Ollama as local fallback

The primary model runs via the Claude API. On local dev I run Ollama so I can iterate without API costs. The route handler accepts the same message format from both, keeping the frontend agnostic to which model is responding.

System prompt as brand layer

DAEMON's personality — terse, local, knowledgeable about my work — is defined in the system prompt on the server, never exposed client-side. The prompt contains my CV, project list, and response rules. This means the terminal answers accurately about my work without hallucinating.

Inactivity return to idle

After 30 seconds of no input, the terminal resets to idle state and clears conversation history. This keeps the experience clean for the next visitor and avoids leaking conversation context across sessions.

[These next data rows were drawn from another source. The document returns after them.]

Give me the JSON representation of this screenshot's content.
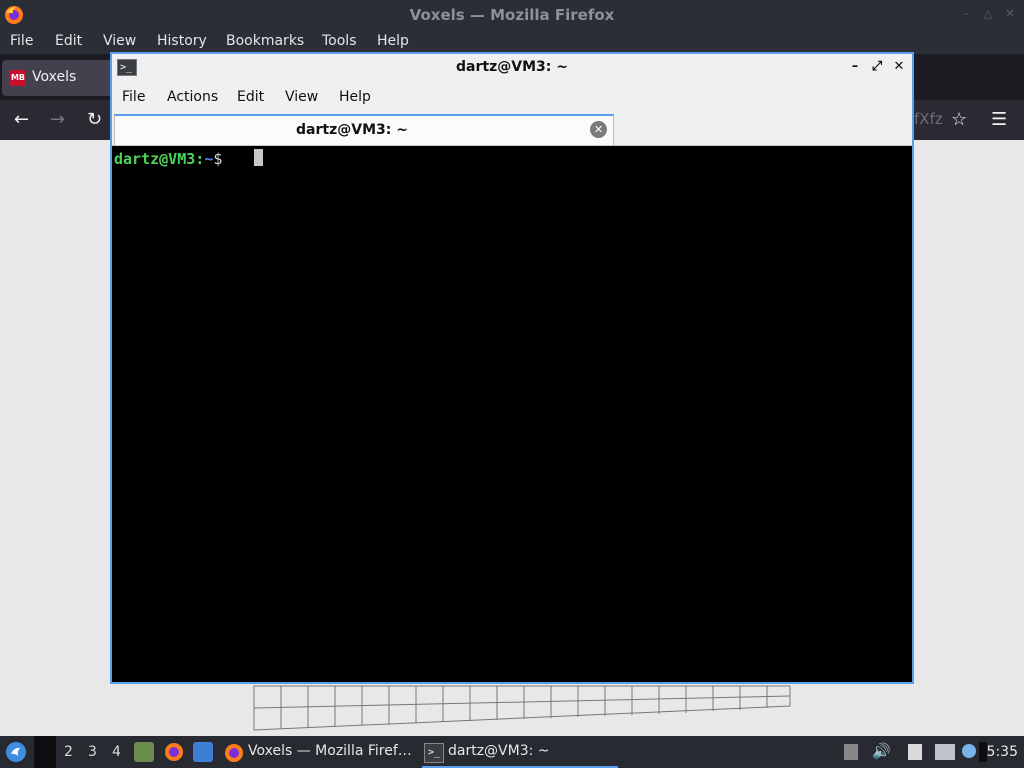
{
  "firefox": {
    "title": "Voxels — Mozilla Firefox",
    "menu": [
      {
        "label": "File"
      },
      {
        "label": "Edit"
      },
      {
        "label": "View"
      },
      {
        "label": "History"
      },
      {
        "label": "Bookmarks"
      },
      {
        "label": "Tools"
      },
      {
        "label": "Help"
      }
    ],
    "tab_label": "Voxels",
    "tab_favicon_text": "MB",
    "url_fragment": "fXfz"
  },
  "terminal": {
    "title": "dartz@VM3: ~",
    "menu": [
      {
        "label": "File"
      },
      {
        "label": "Actions"
      },
      {
        "label": "Edit"
      },
      {
        "label": "View"
      },
      {
        "label": "Help"
      }
    ],
    "tab_label": "dartz@VM3: ~",
    "prompt": {
      "user_host": "dartz@VM3",
      "colon": ":",
      "path": "~",
      "symbol": "$"
    }
  },
  "taskbar": {
    "workspaces": [
      "2",
      "3",
      "4"
    ],
    "tasks": [
      {
        "label": "Voxels — Mozilla Firef…",
        "icon": "firefox-icon"
      },
      {
        "label": "dartz@VM3: ~",
        "icon": "terminal-icon"
      }
    ],
    "clock": "5:35"
  },
  "colors": {
    "accent": "#5c9ded",
    "prompt_user": "#4dd35a",
    "prompt_path": "#5b7cf0",
    "terminal_bg": "#000000"
  }
}
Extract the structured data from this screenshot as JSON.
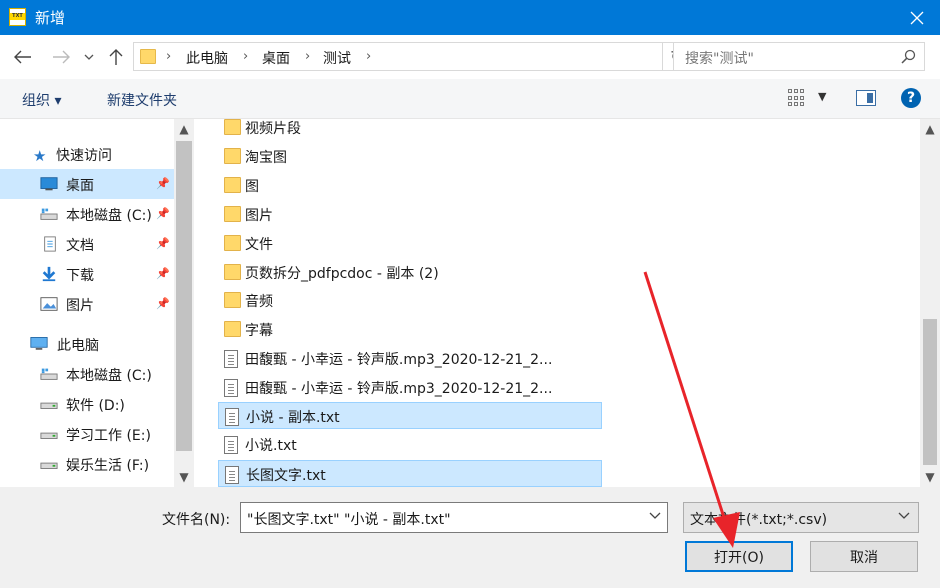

Glitch as signal, not noise

The title glitch effect fires every 7–14 seconds and swaps exactly one character for a code-flavoured glyph. Subtle enough to reward attention, not so frequent it becomes distracting. Framer Motion AnimatePresence handles the tagline transitions.

What I'd change

The current implementation holds full conversation history in React state — fine for a demo, but it means history is lost on refresh and grows unbounded. A next version would persist sessions to localStorage with a TTL, and add a token budget guard on the server to prevent runaway costs on long conversations.

I'd also add a rate limiter on the API route (currently open) and proper error boundaries around the streaming reader loop.